Maqsood Hayat Pakistan Institute of Engineering and Applied Sciences
Artif Intell Med 2017 05 10;78:14-22. Epub 2017 May 10.
Department of Computer Science, Abdul Wali Khan University, Mardan, Pakistan. Electronic address:
Golgi is one of the core proteins of a cell, constitutes in both plants and animals, which is involved in protein synthesis. Golgi is responsible for receiving and processing the macromolecules and trafficking of newly processed protein to its intended destination.

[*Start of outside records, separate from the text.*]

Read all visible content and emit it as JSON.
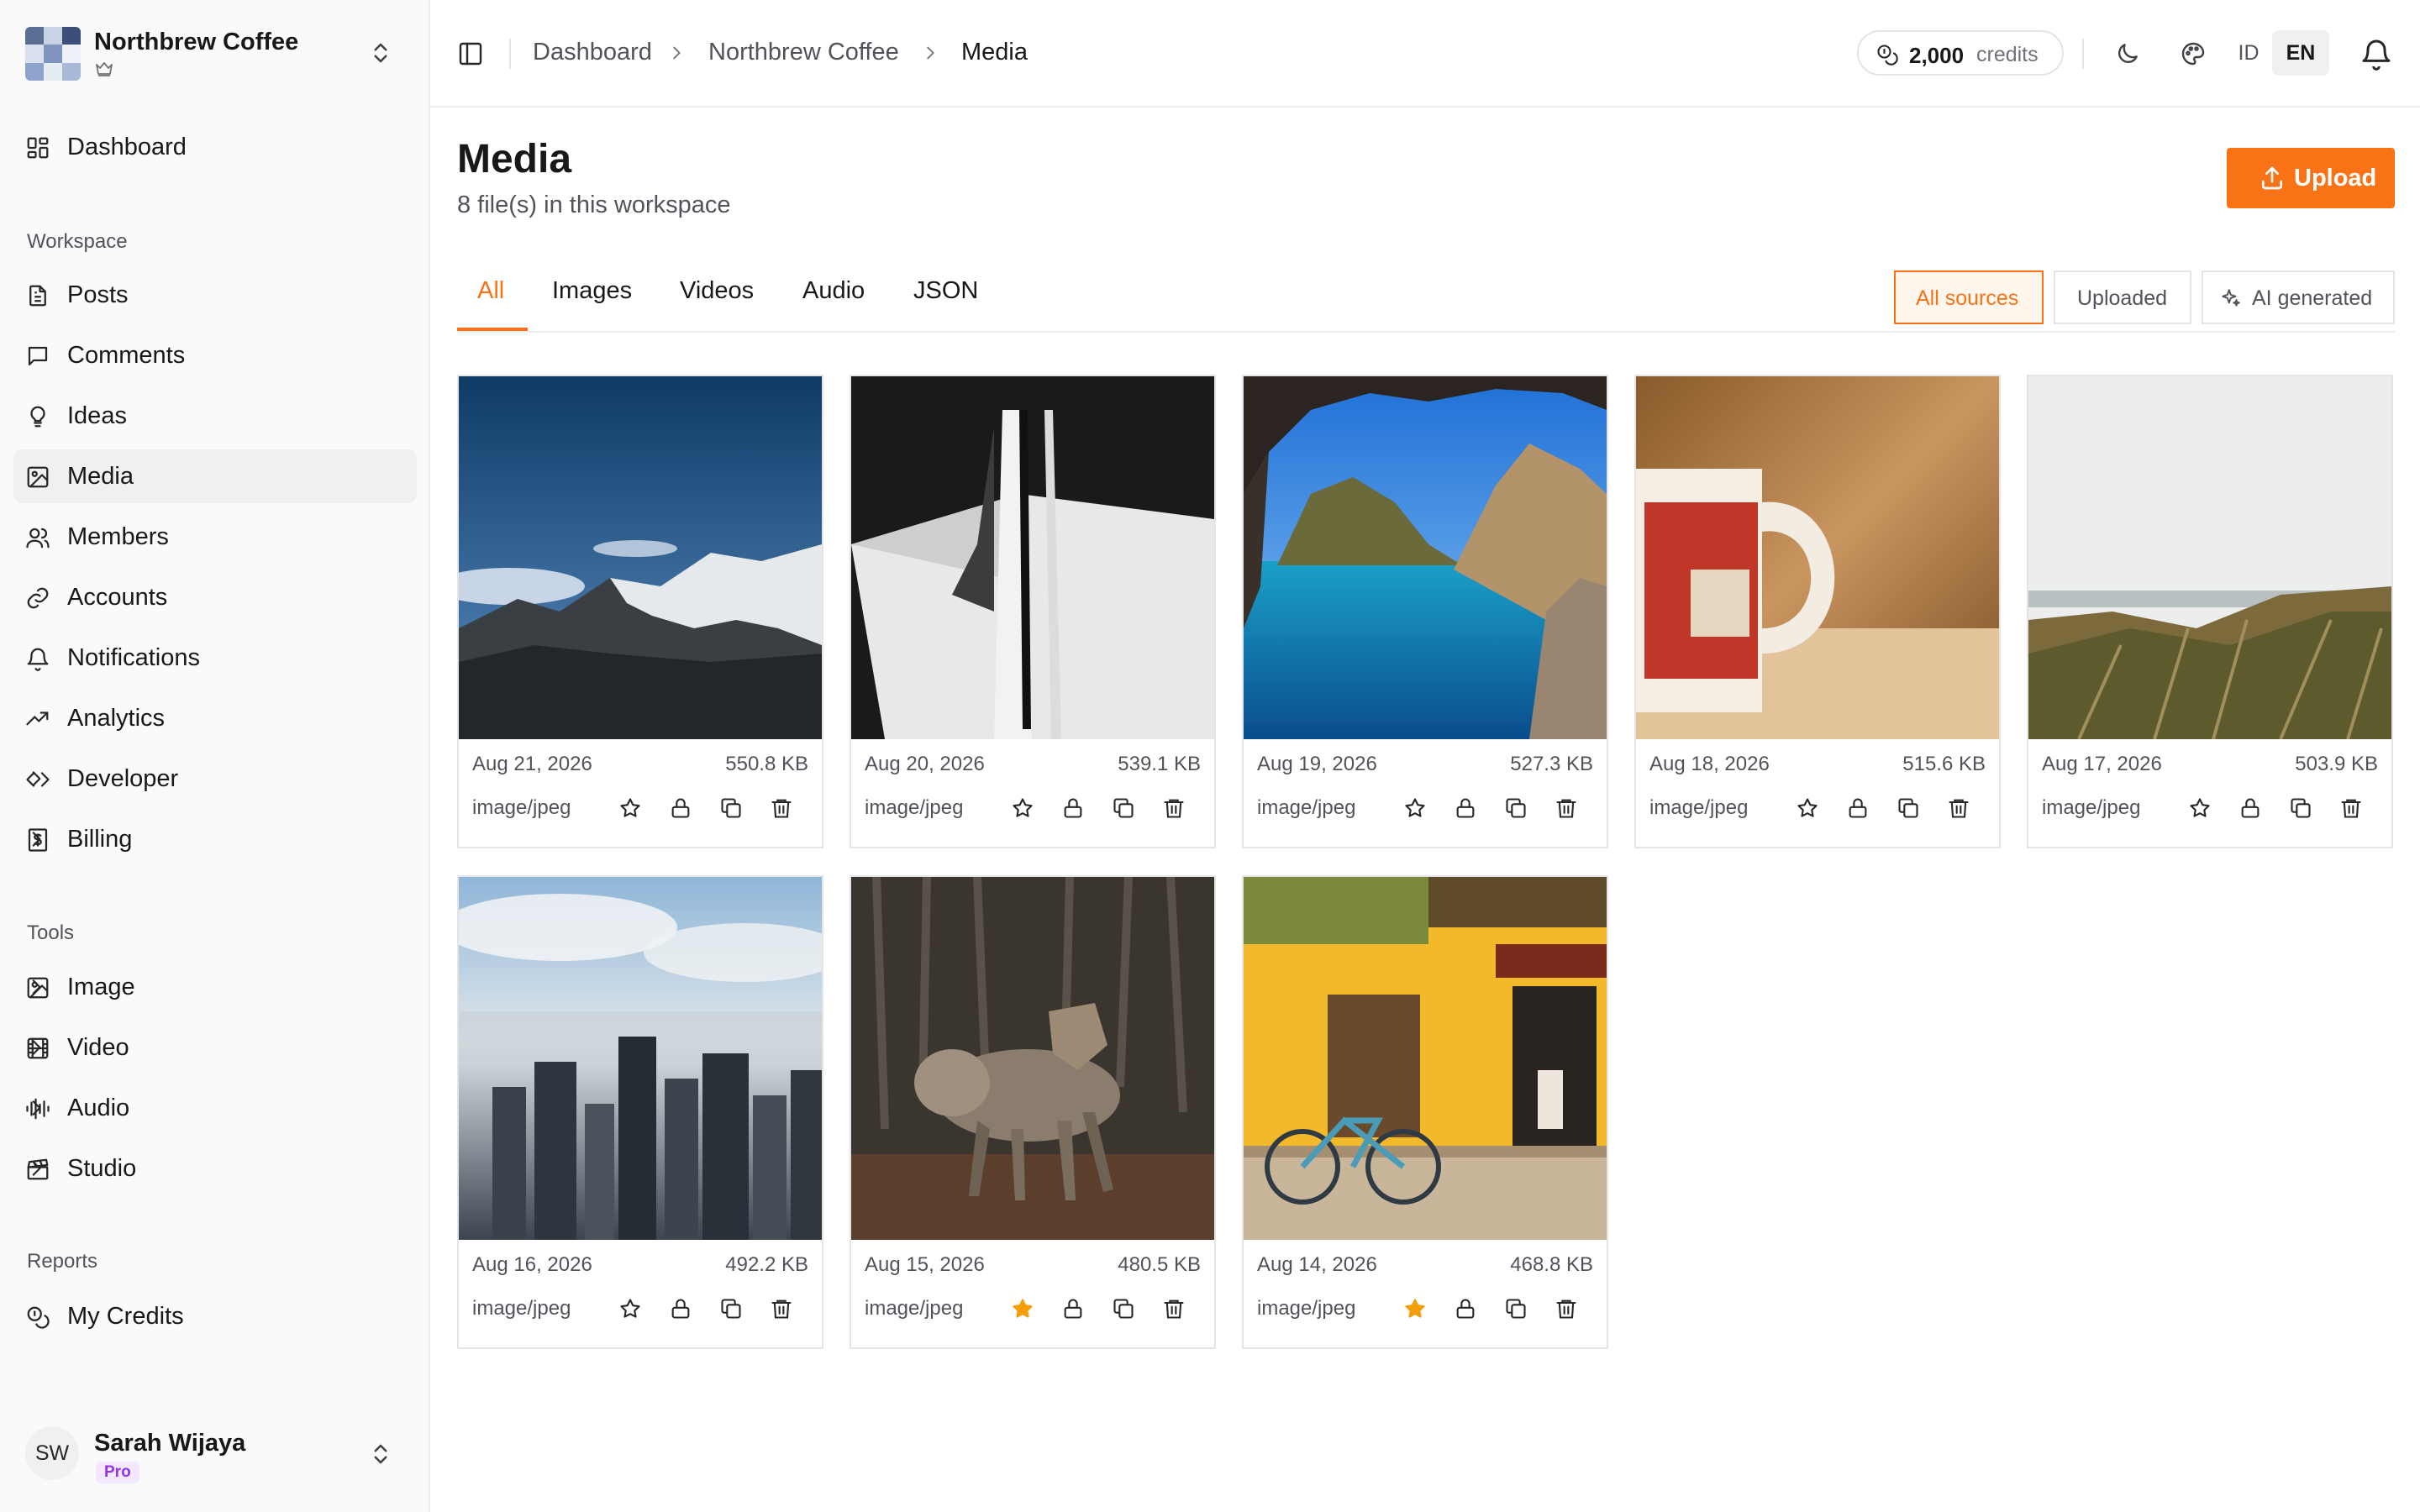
{
  "workspace": {
    "name": "Northbrew Coffee"
  },
  "sidebar": {
    "dashboard": "Dashboard",
    "sections": {
      "workspace": "Workspace",
      "tools": "Tools",
      "reports": "Reports"
    },
    "workspace_items": [
      {
        "label": "Posts",
        "icon": "file-text-icon"
      },
      {
        "label": "Comments",
        "icon": "message-square-icon"
      },
      {
        "label": "Ideas",
        "icon": "lightbulb-icon"
      },
      {
        "label": "Media",
        "icon": "image-icon",
        "active": true
      },
      {
        "label": "Members",
        "icon": "users-icon"
      },
      {
        "label": "Accounts",
        "icon": "link-icon"
      },
      {
        "label": "Notifications",
        "icon": "bell-icon"
      },
      {
        "label": "Analytics",
        "icon": "trending-up-icon"
      },
      {
        "label": "Developer",
        "icon": "code-icon",
        "chevron": true
      },
      {
        "label": "Billing",
        "icon": "receipt-icon",
        "chevron": true
      }
    ],
    "tool_items": [
      {
        "label": "Image",
        "icon": "image-icon",
        "chevron": true
      },
      {
        "label": "Video",
        "icon": "film-icon",
        "chevron": true
      },
      {
        "label": "Audio",
        "icon": "audio-lines-icon",
        "chevron": true
      },
      {
        "label": "Studio",
        "icon": "clapperboard-icon",
        "chevron": true
      }
    ],
    "report_items": [
      {
        "label": "My Credits",
        "icon": "coins-icon"
      }
    ]
  },
  "user": {
    "initials": "SW",
    "name": "Sarah Wijaya",
    "plan": "Pro"
  },
  "header": {
    "breadcrumb": [
      "Dashboard",
      "Northbrew Coffee",
      "Media"
    ],
    "credits_amount": "2,000",
    "credits_label": "credits",
    "lang_id": "ID",
    "lang_en": "EN"
  },
  "page": {
    "title": "Media",
    "subtitle": "8 file(s) in this workspace",
    "upload_label": "Upload"
  },
  "tabs": [
    "All",
    "Images",
    "Videos",
    "Audio",
    "JSON"
  ],
  "active_tab": "All",
  "source_filters": [
    "All sources",
    "Uploaded",
    "AI generated"
  ],
  "active_source": "All sources",
  "media": [
    {
      "date": "Aug 21, 2026",
      "size": "550.8 KB",
      "type": "image/jpeg",
      "starred": false,
      "subject": "snowy mountain range"
    },
    {
      "date": "Aug 20, 2026",
      "size": "539.1 KB",
      "type": "image/jpeg",
      "starred": false,
      "subject": "white architectural fin"
    },
    {
      "date": "Aug 19, 2026",
      "size": "527.3 KB",
      "type": "image/jpeg",
      "starred": false,
      "subject": "sea cave and bay"
    },
    {
      "date": "Aug 18, 2026",
      "size": "515.6 KB",
      "type": "image/jpeg",
      "starred": false,
      "subject": "stamp-print coffee mug"
    },
    {
      "date": "Aug 17, 2026",
      "size": "503.9 KB",
      "type": "image/jpeg",
      "starred": false,
      "subject": "beach dune grass"
    },
    {
      "date": "Aug 16, 2026",
      "size": "492.2 KB",
      "type": "image/jpeg",
      "starred": false,
      "subject": "misty city skyline"
    },
    {
      "date": "Aug 15, 2026",
      "size": "480.5 KB",
      "type": "image/jpeg",
      "starred": true,
      "subject": "coyote in forest"
    },
    {
      "date": "Aug 14, 2026",
      "size": "468.8 KB",
      "type": "image/jpeg",
      "starred": true,
      "subject": "yellow house with bicycle"
    }
  ],
  "colors": {
    "accent": "#f97316",
    "star_active": "#f59e0b",
    "pro_badge": "#9333ea"
  }
}
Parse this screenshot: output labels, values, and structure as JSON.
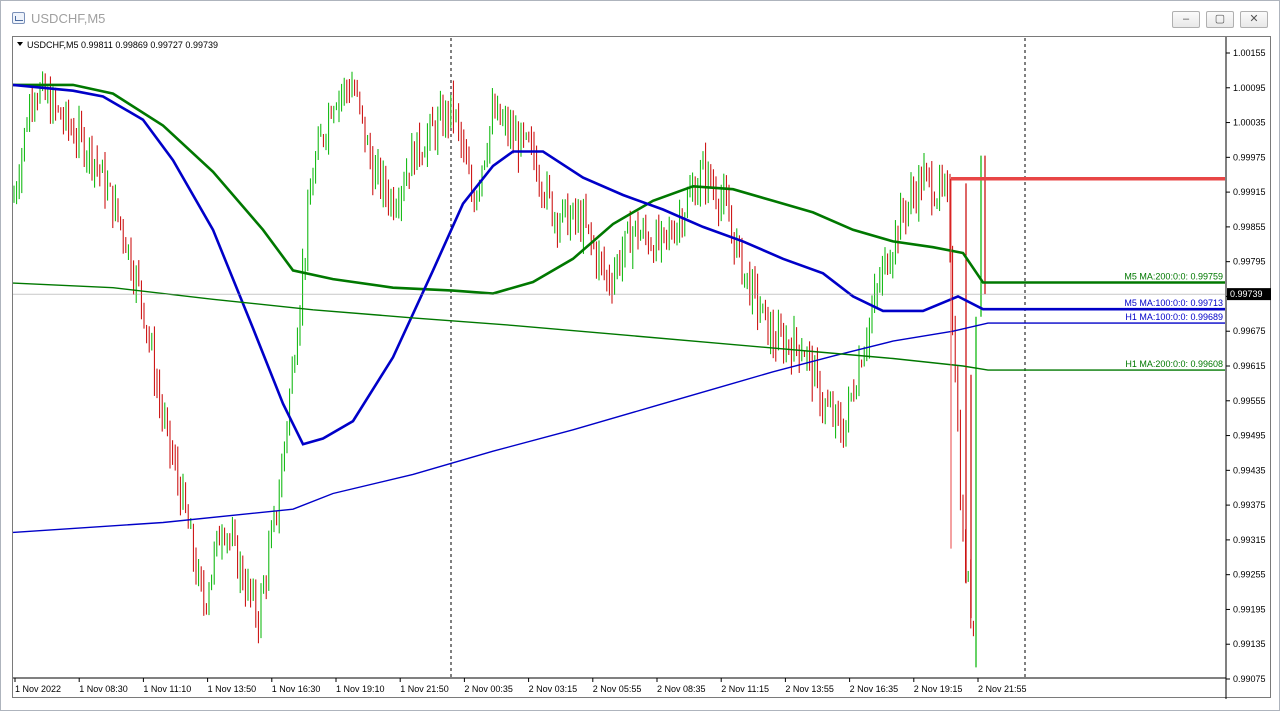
{
  "window": {
    "title": "USDCHF,M5",
    "buttons": [
      "–",
      "▢",
      "✕"
    ]
  },
  "chart_data": {
    "type": "candlestick",
    "symbol_info": "USDCHF,M5  0.99811 0.99869 0.99727 0.99739",
    "current_price": "0.99739",
    "ylim": [
      0.99075,
      1.00155
    ],
    "y_ticks": [
      "1.00155",
      "1.00095",
      "1.00035",
      "0.99975",
      "0.99915",
      "0.99855",
      "0.99795",
      "0.99735",
      "0.99675",
      "0.99615",
      "0.99555",
      "0.99495",
      "0.99435",
      "0.99375",
      "0.99315",
      "0.99255",
      "0.99195",
      "0.99135",
      "0.99075"
    ],
    "x_ticks": [
      "1 Nov 2022",
      "1 Nov 08:30",
      "1 Nov 11:10",
      "1 Nov 13:50",
      "1 Nov 16:30",
      "1 Nov 19:10",
      "1 Nov 21:50",
      "2 Nov 00:35",
      "2 Nov 03:15",
      "2 Nov 05:55",
      "2 Nov 08:35",
      "2 Nov 11:15",
      "2 Nov 13:55",
      "2 Nov 16:35",
      "2 Nov 19:15",
      "2 Nov 21:55"
    ],
    "colors": {
      "up": "#00b400",
      "down": "#c80000",
      "ma_green": "#007800",
      "ma_blue": "#0000c8",
      "resistance": "#e84646"
    },
    "horizontal_line": 0.99938,
    "moving_averages": [
      {
        "label": "M5 MA:200:0:0: 0.99759",
        "color": "#007800",
        "points": [
          [
            0,
            1.001
          ],
          [
            30,
            1.001
          ],
          [
            60,
            1.001
          ],
          [
            100,
            1.00085
          ],
          [
            150,
            1.0003
          ],
          [
            200,
            0.9995
          ],
          [
            250,
            0.9985
          ],
          [
            280,
            0.9978
          ],
          [
            320,
            0.99765
          ],
          [
            380,
            0.9975
          ],
          [
            440,
            0.99745
          ],
          [
            480,
            0.9974
          ],
          [
            520,
            0.9976
          ],
          [
            560,
            0.998
          ],
          [
            600,
            0.9986
          ],
          [
            640,
            0.999
          ],
          [
            680,
            0.99925
          ],
          [
            720,
            0.9992
          ],
          [
            760,
            0.999
          ],
          [
            800,
            0.9988
          ],
          [
            840,
            0.9985
          ],
          [
            880,
            0.9983
          ],
          [
            920,
            0.9982
          ],
          [
            950,
            0.9981
          ],
          [
            970,
            0.99759
          ],
          [
            1212,
            0.99759
          ]
        ]
      },
      {
        "label": "M5 MA:100:0:0: 0.99713",
        "color": "#0000c8",
        "points": [
          [
            0,
            1.001
          ],
          [
            30,
            1.00095
          ],
          [
            60,
            1.0009
          ],
          [
            90,
            1.0008
          ],
          [
            130,
            1.0004
          ],
          [
            160,
            0.9997
          ],
          [
            200,
            0.9985
          ],
          [
            240,
            0.9968
          ],
          [
            270,
            0.9955
          ],
          [
            290,
            0.9948
          ],
          [
            310,
            0.9949
          ],
          [
            340,
            0.9952
          ],
          [
            380,
            0.9963
          ],
          [
            420,
            0.9978
          ],
          [
            450,
            0.99895
          ],
          [
            480,
            0.9996
          ],
          [
            500,
            0.99985
          ],
          [
            530,
            0.99985
          ],
          [
            570,
            0.9994
          ],
          [
            610,
            0.9991
          ],
          [
            650,
            0.99885
          ],
          [
            690,
            0.99855
          ],
          [
            730,
            0.9983
          ],
          [
            770,
            0.998
          ],
          [
            810,
            0.99775
          ],
          [
            840,
            0.99735
          ],
          [
            870,
            0.9971
          ],
          [
            910,
            0.9971
          ],
          [
            945,
            0.99735
          ],
          [
            970,
            0.99713
          ],
          [
            1212,
            0.99713
          ]
        ]
      },
      {
        "label": "H1 MA:100:0:0: 0.99689",
        "color": "#0000c8",
        "points": [
          [
            0,
            0.99328
          ],
          [
            150,
            0.99345
          ],
          [
            280,
            0.99368
          ],
          [
            320,
            0.99395
          ],
          [
            400,
            0.99428
          ],
          [
            480,
            0.99468
          ],
          [
            560,
            0.99505
          ],
          [
            640,
            0.99545
          ],
          [
            700,
            0.99575
          ],
          [
            760,
            0.99605
          ],
          [
            820,
            0.99632
          ],
          [
            880,
            0.99658
          ],
          [
            940,
            0.99675
          ],
          [
            975,
            0.99689
          ],
          [
            1212,
            0.99689
          ]
        ]
      },
      {
        "label": "H1 MA:200:0:0: 0.99608",
        "color": "#007800",
        "points": [
          [
            0,
            0.99758
          ],
          [
            100,
            0.9975
          ],
          [
            200,
            0.9973
          ],
          [
            300,
            0.99712
          ],
          [
            400,
            0.99698
          ],
          [
            500,
            0.99685
          ],
          [
            600,
            0.9967
          ],
          [
            700,
            0.99655
          ],
          [
            800,
            0.9964
          ],
          [
            880,
            0.99628
          ],
          [
            950,
            0.99615
          ],
          [
            975,
            0.99608
          ],
          [
            1212,
            0.99608
          ]
        ]
      }
    ],
    "price_path": [
      [
        0,
        0.999
      ],
      [
        20,
        1.001
      ],
      [
        50,
        1.0004
      ],
      [
        80,
        0.9998
      ],
      [
        110,
        0.9985
      ],
      [
        130,
        0.9972
      ],
      [
        150,
        0.9952
      ],
      [
        170,
        0.9938
      ],
      [
        190,
        0.992
      ],
      [
        210,
        0.9935
      ],
      [
        230,
        0.9925
      ],
      [
        245,
        0.9918
      ],
      [
        265,
        0.9938
      ],
      [
        280,
        0.9962
      ],
      [
        300,
        0.9995
      ],
      [
        320,
        1.0008
      ],
      [
        340,
        1.001
      ],
      [
        360,
        0.9995
      ],
      [
        380,
        0.999
      ],
      [
        400,
        0.9998
      ],
      [
        420,
        1.0002
      ],
      [
        440,
        1.0006
      ],
      [
        460,
        0.999
      ],
      [
        480,
        1.0005
      ],
      [
        500,
        1.0001
      ],
      [
        520,
        0.9998
      ],
      [
        540,
        0.9988
      ],
      [
        570,
        0.9986
      ],
      [
        595,
        0.9976
      ],
      [
        620,
        0.9985
      ],
      [
        650,
        0.9982
      ],
      [
        690,
        0.9995
      ],
      [
        710,
        0.999
      ],
      [
        730,
        0.9978
      ],
      [
        760,
        0.9966
      ],
      [
        790,
        0.9965
      ],
      [
        810,
        0.9955
      ],
      [
        830,
        0.995
      ],
      [
        850,
        0.9965
      ],
      [
        870,
        0.9978
      ],
      [
        890,
        0.9988
      ],
      [
        910,
        0.9994
      ],
      [
        935,
        0.999
      ],
      [
        950,
        0.993
      ],
      [
        965,
        0.991
      ],
      [
        975,
        0.99739
      ]
    ]
  }
}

Dysfunction in Golgi protein is expected to cause many neurodegenerative and inherited diseases that may be cured well if they are detected effectively and timely. Golgi protein is categorized into two parts cis-Golgi and trans-Golgi. The identification of Golgi protein via direct method is very hard due to limited available recognized structures. Therefore, the researchers divert their attention toward the sequences from structures. However, owing to technological advancement, exploration of huge amount of sequences was reported in the databases. So recognition of large amount of unprocessed data using conventional methods is very difficult. Therefore, the concept of intelligence was incorporated with computational model. Intelligence based computational model obtained reasonable results, but the gap of improvement is still under consideration. In this regard, an intelligent automatic recognition model is developed in order to enhance the true classification rate of sub-Golgi proteins. In this approach, discrete and evolutionary feature extraction methods are applied on the benchmark Golgi protein datasets to excerpt salient, propound and variant numerical descriptors. After that, an oversampling technique Syntactic Minority over Sampling Technique is employed to balance the data. Hybrid spaces are also generated with combination of these feature spaces. Further, Fisher feature selection method is utilized to reduce the extra noisy and redundant features from feature vector. Finally, k-nearest neighbor algorithm is used as learning hypothesis. Three distinct cross validation tests are used to examine the stability and efficiency of the proposed model. The predicted outcomes of proposed model are better than the existing models in the literature so far. Finally, it is anticipated that the proposed model will provide the foundation to pharmaceutical industry in drug design and research community to innovate new ideas in the area of computational biology and bioinformatics.